Les prochaines semaines seront, promet-on, riches en mesures. Sur le plan macro-économique, il y a déjà eu la hausse des prix du carburant qui évitera à l’Etat de débourser 2 milliards de DH, non budgétisés. Cela dit, d’autres hausses du carburant pourraient intervenir cette année si le prix du baril continue à se maintenir au-delà de 50 dollars. Sachant que, affirme le premier ministre, il faudra revenir – progressivement – au système d’indexation de sorte à rétablir la vérité des prix d’ici à fin 2005. L’augmentation du prix du carburant n’est pas la seule mesure prise en matière d’énergie. Elle s’accompagnera à partir du 1er juillet de la mise en place de la journée continue ainsi que de l’horaire d’été (GMT+1). Cet horaire d’été sera d’ailleurs annuellement reconduit : passage à GMT en octobre, puis à GMT + 1 en mars. Là encore, l’économie espérée est d’un milliard de DH par an.
Enfin, et toujours sur un plan macro-économique, la situation budgétaire pour l’année 2005 est relativement maîtrisée. D’autant que la flambée des importations a permis d’engranger de substantielles recettes fiscales. L’équilibre budgétaire sera maintenu, assure M. Jettou, et le programme d’investissements publics sera respecté.

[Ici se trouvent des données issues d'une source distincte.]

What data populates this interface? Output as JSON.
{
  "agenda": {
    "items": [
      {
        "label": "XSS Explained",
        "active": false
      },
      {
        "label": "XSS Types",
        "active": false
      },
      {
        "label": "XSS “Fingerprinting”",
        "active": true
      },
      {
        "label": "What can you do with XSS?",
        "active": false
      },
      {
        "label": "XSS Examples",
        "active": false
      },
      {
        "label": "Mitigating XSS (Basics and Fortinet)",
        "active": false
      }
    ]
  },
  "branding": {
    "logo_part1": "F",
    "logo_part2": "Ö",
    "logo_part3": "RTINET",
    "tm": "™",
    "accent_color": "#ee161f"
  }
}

Concernant le Code du travail et la polémique née du chevauchement entre l’augmentation du Smig et la réduction de la durée du travail, le premier ministre se veut clair: «Quand le code dit que la réduction du temps de travail ne doit pas s’accompagner d’une perte de revenu, il s’agit de revenu horaire. Les entreprises qui veulent continuer à travailler 48 heures sont libres de le faire, mais elles devront payer 44 heures au taux normal et 4 heures supplémentaires. Quant au Smig, il y en a un seul et il est de 9,66 DH/h» . Le premier ministre estime qu’il n’y a pas lieu d’amender le Code du travail à ce sujet. Une position qui ne manquera pas de faire perdurer le problème. Les lectures dudit code et des décrets y afférent donnent lieu à de multiples interprétations…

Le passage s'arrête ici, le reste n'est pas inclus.